Does anyone know how to calculate exponential regression on a graphic calulator? I already entered values into my statistics utility but I'm still confued. My problem asks that if a substance has a life for 24 years, and a sample of 80 grams is being observed, how much will remain in 50 years? When will only 5 grams remain? I'm very confused on how to make my exponential model for this problem. Please help.

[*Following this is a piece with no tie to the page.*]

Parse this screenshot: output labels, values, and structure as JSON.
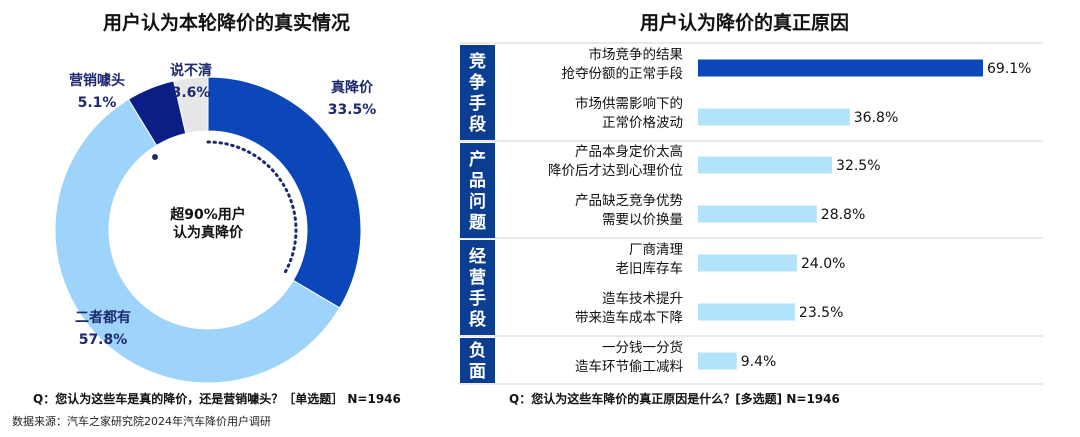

To calculate exponential regression on a graphic calculator, you need to follow a specific set of steps. Here's how you can do it:
1. Enter your data points into your calculator: In this case, you have the points (0, 80) and (24, ?). To enter these points, go to your statistics utility and find the option to enter data. Enter the x-values as 0 and 24 and the corresponding y-values as 80 and ? (unknown).
2. Once you have entered your data points, go to the regression menu on your calculator. Look for an option that says "Exponential Regression" or something similar. Select that option.
3. The calculator will then calculate the exponential regression equation for your data set. The equation will have the form y = a * e^(bx), where a and b are constants specific to your data set.
4. Now, you can use this regression equation to answer your specific questions. Let's use the equation to find out how much substance remains in 50 years and when only 5 grams remain.
To find out how much substance remains in 50 years, substitute x = 50 into the equation and solve for y. Multiply the result by your initial amount (80 grams) to find the remaining amount.
To find out when only 5 grams remain, set y = 5 in the equation and solve for x. This will give you the time at which the substance reaches that level.
By following this process, you will be able to perform exponential regression on your calculator and solve the specific problems you mentioned.